Signed-off-by: Lennart Brog <lennart.borg@list-ag.de> Signed-off-by: Anker <20343812+anker-c2@users.noreply.github.com>
2026-05-13 05:44:29 +08:00 · 2025-12-10 19:09:31 +01:00 · 2025-12-10 19:09:31 +01:00 · e8e8cd73e5
commit e8e8cd73e5
parent 253305d5b2
1 changed files with 9 additions and 2 deletions
--- a/vllm/model_executor/models/hunyuan_vision.py
+++ b/vllm/model_executor/models/hunyuan_vision.py
@ -502,6 +502,7 @@ class HunYuanVisionTransformer(nn.Module):
        cu_seqlens: list = [0]

        hidden_states = x.to(device=self.device, dtype=self.dtype)
+        # embeddings = patch_embeds + patch_pos_embed
        hidden_states = self.embeddings(hidden_states, grid_thw)

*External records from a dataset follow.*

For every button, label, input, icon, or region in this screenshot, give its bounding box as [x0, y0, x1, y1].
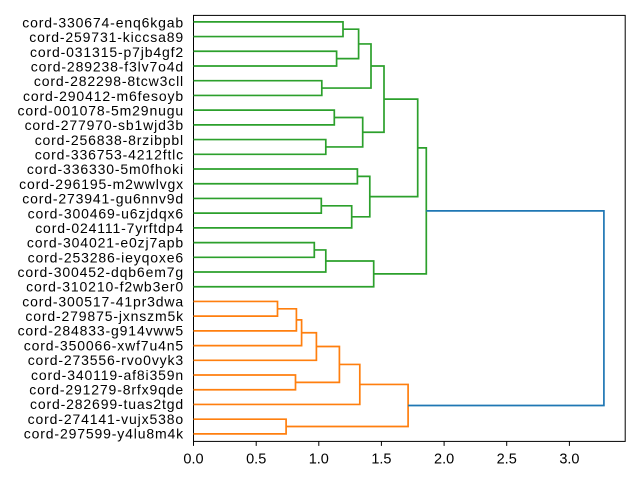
- svg-text:cord-274141-vujx538o: cord-274141-vujx538o: [28, 411, 184, 427]
- svg-text:cord-256838-8rzibpbl: cord-256838-8rzibpbl: [35, 132, 184, 148]
- svg-text:0.5: 0.5: [246, 451, 266, 467]
- svg-text:cord-291279-8rfx9qde: cord-291279-8rfx9qde: [29, 381, 184, 397]
- svg-text:cord-336330-5m0fhoki: cord-336330-5m0fhoki: [27, 161, 184, 177]
- svg-text:cord-259731-kiccsa89: cord-259731-kiccsa89: [29, 29, 184, 45]
- svg-text:2.0: 2.0: [434, 451, 454, 467]
- svg-text:cord-282699-tuas2tgd: cord-282699-tuas2tgd: [30, 396, 184, 412]
- svg-text:cord-279875-jxnszm5k: cord-279875-jxnszm5k: [25, 308, 184, 324]
- svg-text:cord-290412-m6fesoyb: cord-290412-m6fesoyb: [23, 88, 184, 104]
- svg-text:0.0: 0.0: [183, 451, 203, 467]
- svg-text:cord-289238-f3lv7o4d: cord-289238-f3lv7o4d: [31, 58, 184, 74]
- svg-text:cord-350066-xwf7u4n5: cord-350066-xwf7u4n5: [24, 337, 184, 353]
- svg-text:1.5: 1.5: [371, 451, 391, 467]
- svg-text:3.0: 3.0: [559, 451, 579, 467]
- svg-text:cord-300469-u6zjdqx6: cord-300469-u6zjdqx6: [28, 205, 184, 221]
- svg-text:cord-340119-af8i359n: cord-340119-af8i359n: [31, 367, 184, 383]
- svg-text:cord-330674-enq6kgab: cord-330674-enq6kgab: [22, 14, 184, 30]
- svg-text:cord-300452-dqb6em7g: cord-300452-dqb6em7g: [18, 264, 184, 280]
- svg-text:cord-296195-m2wwlvgx: cord-296195-m2wwlvgx: [19, 176, 184, 192]
- svg-text:cord-031315-p7jb4gf2: cord-031315-p7jb4gf2: [30, 44, 184, 60]
- svg-text:cord-273941-gu6nnv9d: cord-273941-gu6nnv9d: [22, 191, 184, 207]
- svg-text:cord-024111-7yrftdp4: cord-024111-7yrftdp4: [35, 220, 184, 236]
- svg-text:2.5: 2.5: [497, 451, 517, 467]
- svg-text:cord-282298-8tcw3cll: cord-282298-8tcw3cll: [34, 73, 184, 89]
- svg-text:cord-277970-sb1wjd3b: cord-277970-sb1wjd3b: [25, 117, 184, 133]
- svg-text:cord-273556-rvo0vyk3: cord-273556-rvo0vyk3: [28, 352, 184, 368]
- svg-text:cord-001078-5m29nugu: cord-001078-5m29nugu: [18, 103, 184, 119]
- svg-text:cord-336753-4212ftlc: cord-336753-4212ftlc: [35, 147, 184, 163]
- svg-text:cord-304021-e0zj7apb: cord-304021-e0zj7apb: [27, 235, 184, 251]
- svg-text:cord-310210-f2wb3er0: cord-310210-f2wb3er0: [26, 279, 184, 295]
- svg-text:cord-300517-41pr3dwa: cord-300517-41pr3dwa: [22, 293, 184, 309]
- svg-text:1.0: 1.0: [309, 451, 329, 467]
- svg-text:cord-284833-g914vww5: cord-284833-g914vww5: [18, 323, 184, 339]
- svg-text:cord-253286-ieyqoxe6: cord-253286-ieyqoxe6: [28, 249, 184, 265]
- svg-text:cord-297599-y4lu8m4k: cord-297599-y4lu8m4k: [24, 426, 184, 442]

        for t, h, w in grid_thw:
@ -515,8 +516,14 @@ class HunYuanVisionTransformer(nn.Module):

        hidden_states = hidden_states.reshape(seq_len, -1)
        hidden_states = hidden_states.unsqueeze(0)
-        for layer_num, layer in enumerate(self.layers):
-            hidden_states = layer(hidden_states)
+
+        # build per-image lengths once
+        split_lengths = [int(h) * int(w) for (_, h, w) in grid_thw]
+        for layer in self.layers:
+            # hidden_states: (1, T_total, D)
+            parts = hidden_states.split(split_lengths, dim=1)  # list of (1, L_i, D)
+            parts = [layer(p) for p in parts]
+            hidden_states = torch.cat(parts, dim=1)

        # adapter
        split_lengths = (cu_seqlens[1:] - cu_seqlens[:-1]).tolist()